According to this language in the bill, it appears to be the case that you won’t have to pay these fees unless your income reaches a certain threshold. This is a progressive income funding structure that has many of the elements you would see in conventional income taxes, and passage of this could create in statute a mechanism and precedent for such taxes.

By tradition, our system for financing roads has come through taxes, fees, and tolls, which are more or less proportionate to one’s use of that infrastructure. But if the fees in SB 855 are adopted in local communities, one of two people making equal use of the infrastructure would pay the government while the other would not, based on their income. That injects a means test into our public finance system for roads, which is quite a departure from Texas’ historical rejection of finance structures that are similar to a progressive income tax.

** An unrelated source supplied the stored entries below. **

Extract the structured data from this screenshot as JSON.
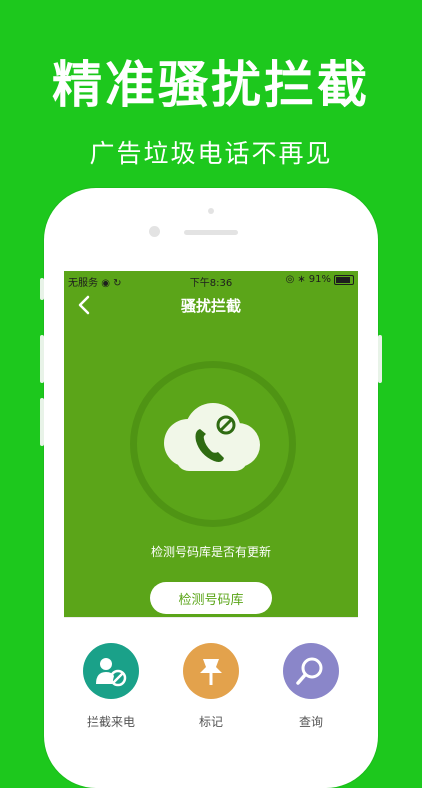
{
  "promo": {
    "headline": "精准骚扰拦截",
    "subheadline": "广告垃圾电话不再见"
  },
  "statusbar": {
    "carrier": "无服务",
    "time": "下午8:36",
    "battery": "91%"
  },
  "screen": {
    "title": "骚扰拦截",
    "status_text": "检测号码库是否有更新",
    "detect_button": "检测号码库"
  },
  "tools": [
    {
      "label": "拦截来电",
      "icon": "contact-block-icon",
      "color": "#1aa189"
    },
    {
      "label": "标记",
      "icon": "pin-icon",
      "color": "#e3a24c"
    },
    {
      "label": "查询",
      "icon": "search-icon",
      "color": "#8a86c9"
    }
  ],
  "colors": {
    "background": "#1dc81d",
    "screen_green": "#5ba519"
  }
}
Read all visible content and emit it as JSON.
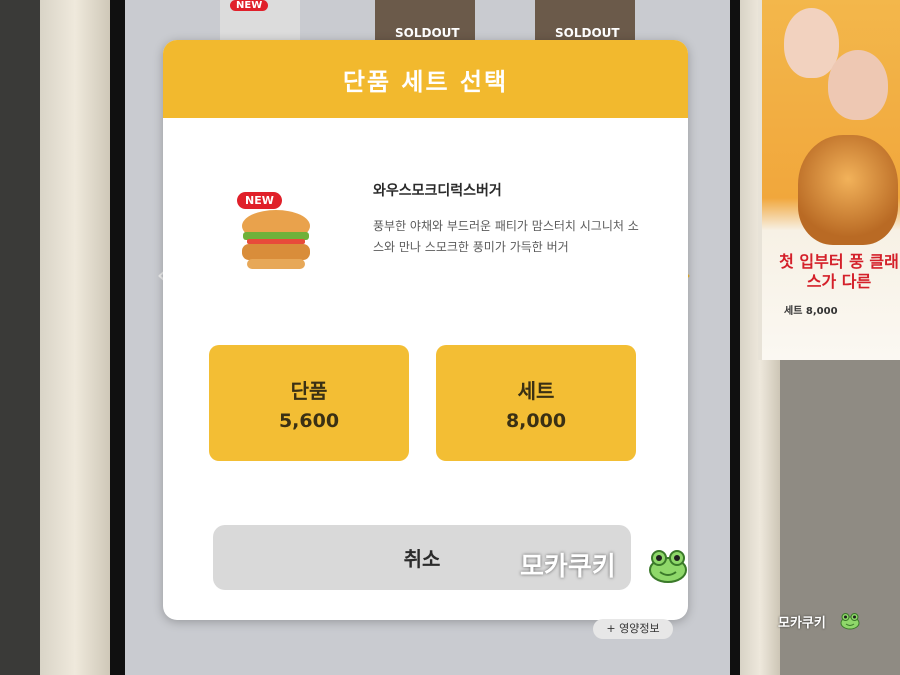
{
  "modal": {
    "title": "단품 세트 선택",
    "product": {
      "badge": "NEW",
      "name": "와우스모크디럭스버거",
      "description": "풍부한 야채와 부드러운 패티가 맘스터치 시그니처 소스와 만나 스모크한 풍미가 가득한 버거"
    },
    "options": [
      {
        "label": "단품",
        "price": "5,600"
      },
      {
        "label": "세트",
        "price": "8,000"
      }
    ],
    "cancel_label": "취소"
  },
  "background_menu": {
    "badge": "NEW",
    "soldout_labels": [
      "SOLDOUT",
      "SOLDOUT"
    ]
  },
  "nutrition_label": "+ 영양정보",
  "poster": {
    "headline": "첫 입부터 풍 클래스가 다른",
    "price": "8,000"
  },
  "watermark": "모카쿠키",
  "colors": {
    "accent": "#f2b92e",
    "button": "#f3be34",
    "cancel": "#d9d9d9",
    "badge": "#e0202a"
  }
}
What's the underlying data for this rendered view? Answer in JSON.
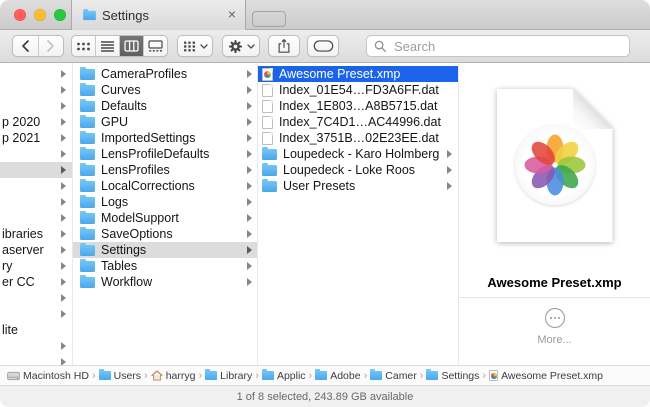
{
  "colors": {
    "selection_blue": "#1b63e9",
    "folder_top": "#72c4f6",
    "folder_bottom": "#4ba7ea",
    "traffic_red": "#ff5f57",
    "traffic_yellow": "#febc2e",
    "traffic_green": "#28c840",
    "petals": [
      "#f5a228",
      "#f0d23c",
      "#9cc63e",
      "#3ca64a",
      "#4a8ce0",
      "#8a57b0",
      "#d85a9e",
      "#e2453a"
    ]
  },
  "titlebar": {
    "tab_label": "Settings",
    "close_glyph": "×"
  },
  "toolbar": {
    "search_placeholder": "Search"
  },
  "browser": {
    "left_column_partial": {
      "rows": [
        {
          "text": "",
          "arrow": true,
          "highlighted": false
        },
        {
          "text": "",
          "arrow": true,
          "highlighted": false
        },
        {
          "text": "",
          "arrow": true,
          "highlighted": false
        },
        {
          "text": "p 2020",
          "arrow": true,
          "highlighted": false
        },
        {
          "text": "p 2021",
          "arrow": true,
          "highlighted": false
        },
        {
          "text": "",
          "arrow": true,
          "highlighted": false
        },
        {
          "text": "",
          "arrow": true,
          "highlighted": true
        },
        {
          "text": "",
          "arrow": true,
          "highlighted": false
        },
        {
          "text": "",
          "arrow": true,
          "highlighted": false
        },
        {
          "text": "",
          "arrow": true,
          "highlighted": false
        },
        {
          "text": "ibraries",
          "arrow": true,
          "highlighted": false
        },
        {
          "text": "aserver",
          "arrow": true,
          "highlighted": false
        },
        {
          "text": "ry",
          "arrow": true,
          "highlighted": false
        },
        {
          "text": "er CC",
          "arrow": true,
          "highlighted": false
        },
        {
          "text": "",
          "arrow": true,
          "highlighted": false
        },
        {
          "text": "",
          "arrow": true,
          "highlighted": false
        },
        {
          "text": "lite",
          "arrow": false,
          "highlighted": false
        },
        {
          "text": "",
          "arrow": true,
          "highlighted": false
        },
        {
          "text": "",
          "arrow": true,
          "highlighted": false
        }
      ]
    },
    "folders_column": {
      "selected_index": 11,
      "items": [
        "CameraProfiles",
        "Curves",
        "Defaults",
        "GPU",
        "ImportedSettings",
        "LensProfileDefaults",
        "LensProfiles",
        "LocalCorrections",
        "Logs",
        "ModelSupport",
        "SaveOptions",
        "Settings",
        "Tables",
        "Workflow"
      ]
    },
    "files_column": {
      "items": [
        {
          "name": "Awesome Preset.xmp",
          "kind": "xmp",
          "selected": true,
          "arrow": false
        },
        {
          "name": "Index_01E54…FD3A6FF.dat",
          "kind": "doc",
          "selected": false,
          "arrow": false
        },
        {
          "name": "Index_1E803…A8B5715.dat",
          "kind": "doc",
          "selected": false,
          "arrow": false
        },
        {
          "name": "Index_7C4D1…AC44996.dat",
          "kind": "doc",
          "selected": false,
          "arrow": false
        },
        {
          "name": "Index_3751B…02E23EE.dat",
          "kind": "doc",
          "selected": false,
          "arrow": false
        },
        {
          "name": "Loupedeck - Karo Holmberg",
          "kind": "folder",
          "selected": false,
          "arrow": true
        },
        {
          "name": "Loupedeck - Loke Roos",
          "kind": "folder",
          "selected": false,
          "arrow": true
        },
        {
          "name": "User Presets",
          "kind": "folder",
          "selected": false,
          "arrow": true
        }
      ]
    }
  },
  "preview": {
    "filename": "Awesome Preset.xmp",
    "more_label": "More..."
  },
  "pathbar": {
    "separator": "›",
    "items": [
      {
        "label": "Macintosh HD",
        "icon": "hdd"
      },
      {
        "label": "Users",
        "icon": "folder-users"
      },
      {
        "label": "harryg",
        "icon": "home"
      },
      {
        "label": "Library",
        "icon": "folder"
      },
      {
        "label": "Applic",
        "icon": "folder"
      },
      {
        "label": "Adobe",
        "icon": "folder"
      },
      {
        "label": "Camer",
        "icon": "folder"
      },
      {
        "label": "Settings",
        "icon": "folder"
      },
      {
        "label": "Awesome Preset.xmp",
        "icon": "xmp"
      }
    ]
  },
  "statusbar": {
    "text": "1 of 8 selected, 243.89 GB available"
  }
}
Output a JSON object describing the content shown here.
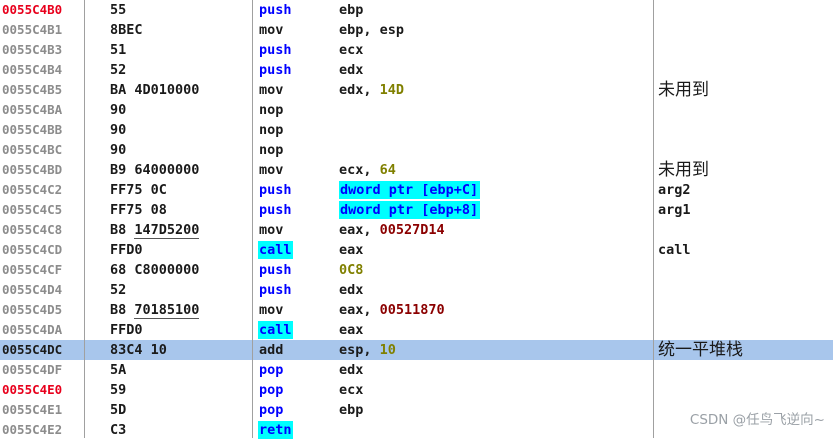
{
  "rows": [
    {
      "addr": "0055C4B0",
      "addr_style": "red",
      "hex": "55",
      "hex_ul": "",
      "mn": "push",
      "mn_style": "cyan",
      "op": [
        {
          "t": "ebp",
          "c": ""
        }
      ],
      "cm": "",
      "cm_cn": false,
      "selected": false
    },
    {
      "addr": "0055C4B1",
      "addr_style": "",
      "hex": "8BEC",
      "hex_ul": "",
      "mn": "mov",
      "mn_style": "",
      "op": [
        {
          "t": "ebp, esp",
          "c": ""
        }
      ],
      "cm": "",
      "cm_cn": false,
      "selected": false
    },
    {
      "addr": "0055C4B3",
      "addr_style": "",
      "hex": "51",
      "hex_ul": "",
      "mn": "push",
      "mn_style": "cyan",
      "op": [
        {
          "t": "ecx",
          "c": ""
        }
      ],
      "cm": "",
      "cm_cn": false,
      "selected": false
    },
    {
      "addr": "0055C4B4",
      "addr_style": "",
      "hex": "52",
      "hex_ul": "",
      "mn": "push",
      "mn_style": "cyan",
      "op": [
        {
          "t": "edx",
          "c": ""
        }
      ],
      "cm": "",
      "cm_cn": false,
      "selected": false
    },
    {
      "addr": "0055C4B5",
      "addr_style": "",
      "hex": "BA 4D010000",
      "hex_ul": "",
      "mn": "mov",
      "mn_style": "",
      "op": [
        {
          "t": "edx, ",
          "c": ""
        },
        {
          "t": "14D",
          "c": "num"
        }
      ],
      "cm": "未用到",
      "cm_cn": true,
      "selected": false
    },
    {
      "addr": "0055C4BA",
      "addr_style": "",
      "hex": "90",
      "hex_ul": "",
      "mn": "nop",
      "mn_style": "",
      "op": [],
      "cm": "",
      "cm_cn": false,
      "selected": false
    },
    {
      "addr": "0055C4BB",
      "addr_style": "",
      "hex": "90",
      "hex_ul": "",
      "mn": "nop",
      "mn_style": "",
      "op": [],
      "cm": "",
      "cm_cn": false,
      "selected": false
    },
    {
      "addr": "0055C4BC",
      "addr_style": "",
      "hex": "90",
      "hex_ul": "",
      "mn": "nop",
      "mn_style": "",
      "op": [],
      "cm": "",
      "cm_cn": false,
      "selected": false
    },
    {
      "addr": "0055C4BD",
      "addr_style": "",
      "hex": "B9 64000000",
      "hex_ul": "",
      "mn": "mov",
      "mn_style": "",
      "op": [
        {
          "t": "ecx, ",
          "c": ""
        },
        {
          "t": "64",
          "c": "num"
        }
      ],
      "cm": "未用到",
      "cm_cn": true,
      "selected": false
    },
    {
      "addr": "0055C4C2",
      "addr_style": "",
      "hex": "FF75 0C",
      "hex_ul": "",
      "mn": "push",
      "mn_style": "cyan",
      "op": [
        {
          "t": "dword ptr [ebp+C]",
          "c": "hlop"
        }
      ],
      "cm": "arg2",
      "cm_cn": false,
      "selected": false
    },
    {
      "addr": "0055C4C5",
      "addr_style": "",
      "hex": "FF75 08",
      "hex_ul": "",
      "mn": "push",
      "mn_style": "cyan",
      "op": [
        {
          "t": "dword ptr [ebp+8]",
          "c": "hlop"
        }
      ],
      "cm": "arg1",
      "cm_cn": false,
      "selected": false
    },
    {
      "addr": "0055C4C8",
      "addr_style": "",
      "hex": "B8 ",
      "hex_ul": "147D5200",
      "mn": "mov",
      "mn_style": "",
      "op": [
        {
          "t": "eax, ",
          "c": ""
        },
        {
          "t": "00527D14",
          "c": "addrnum"
        }
      ],
      "cm": "",
      "cm_cn": false,
      "selected": false
    },
    {
      "addr": "0055C4CD",
      "addr_style": "",
      "hex": "FFD0",
      "hex_ul": "",
      "mn": "call",
      "mn_style": "hl",
      "op": [
        {
          "t": "eax",
          "c": ""
        }
      ],
      "cm": "call",
      "cm_cn": false,
      "selected": false
    },
    {
      "addr": "0055C4CF",
      "addr_style": "",
      "hex": "68 C8000000",
      "hex_ul": "",
      "mn": "push",
      "mn_style": "cyan",
      "op": [
        {
          "t": "0C8",
          "c": "num"
        }
      ],
      "cm": "",
      "cm_cn": false,
      "selected": false
    },
    {
      "addr": "0055C4D4",
      "addr_style": "",
      "hex": "52",
      "hex_ul": "",
      "mn": "push",
      "mn_style": "cyan",
      "op": [
        {
          "t": "edx",
          "c": ""
        }
      ],
      "cm": "",
      "cm_cn": false,
      "selected": false
    },
    {
      "addr": "0055C4D5",
      "addr_style": "",
      "hex": "B8 ",
      "hex_ul": "70185100",
      "mn": "mov",
      "mn_style": "",
      "op": [
        {
          "t": "eax, ",
          "c": ""
        },
        {
          "t": "00511870",
          "c": "addrnum"
        }
      ],
      "cm": "",
      "cm_cn": false,
      "selected": false
    },
    {
      "addr": "0055C4DA",
      "addr_style": "",
      "hex": "FFD0",
      "hex_ul": "",
      "mn": "call",
      "mn_style": "hl",
      "op": [
        {
          "t": "eax",
          "c": ""
        }
      ],
      "cm": "",
      "cm_cn": false,
      "selected": false
    },
    {
      "addr": "0055C4DC",
      "addr_style": "dark",
      "hex": "83C4 10",
      "hex_ul": "",
      "mn": "add",
      "mn_style": "",
      "op": [
        {
          "t": "esp, ",
          "c": ""
        },
        {
          "t": "10",
          "c": "num"
        }
      ],
      "cm": "统一平堆栈",
      "cm_cn": true,
      "selected": true
    },
    {
      "addr": "0055C4DF",
      "addr_style": "",
      "hex": "5A",
      "hex_ul": "",
      "mn": "pop",
      "mn_style": "cyan",
      "op": [
        {
          "t": "edx",
          "c": ""
        }
      ],
      "cm": "",
      "cm_cn": false,
      "selected": false
    },
    {
      "addr": "0055C4E0",
      "addr_style": "red",
      "hex": "59",
      "hex_ul": "",
      "mn": "pop",
      "mn_style": "cyan",
      "op": [
        {
          "t": "ecx",
          "c": ""
        }
      ],
      "cm": "",
      "cm_cn": false,
      "selected": false
    },
    {
      "addr": "0055C4E1",
      "addr_style": "",
      "hex": "5D",
      "hex_ul": "",
      "mn": "pop",
      "mn_style": "cyan",
      "op": [
        {
          "t": "ebp",
          "c": ""
        }
      ],
      "cm": "",
      "cm_cn": false,
      "selected": false
    },
    {
      "addr": "0055C4E2",
      "addr_style": "",
      "hex": "C3",
      "hex_ul": "",
      "mn": "retn",
      "mn_style": "hl",
      "op": [],
      "cm": "",
      "cm_cn": false,
      "selected": false
    }
  ],
  "watermark": "CSDN @任鸟飞逆向~",
  "colors": {
    "selected_row_bg": "#a8c6ec",
    "mnemonic_highlight": "#00ffff",
    "mnemonic_text": "#0000ff",
    "breakpoint_addr": "#e8001c",
    "constant": "#808000",
    "address_constant": "#8b0000"
  }
}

This is a slippery slope. Anyone who has spent time around the Capitol knows what would happen after this is passed. Candidates for election will play class warfare and fight to shift even more of the burden off one preferred demographic and onto another that is disfavored. Additionally, when future tax measures are debated, progressive income tax advocates will point to this mechanism as a precedent for shifting the tax burden.

For evidence of the harm in unhooking swaths of the public from the responsibilities of paying for government services, look to New York, a prime example of a state caught in a fiscal death spiral. And there is an abundance of research, including our own, that has established that Texas’ economic dominance over other states is due in large part to the fact that we don’t tax citizens based on their income. Will our legislators heed these lessons?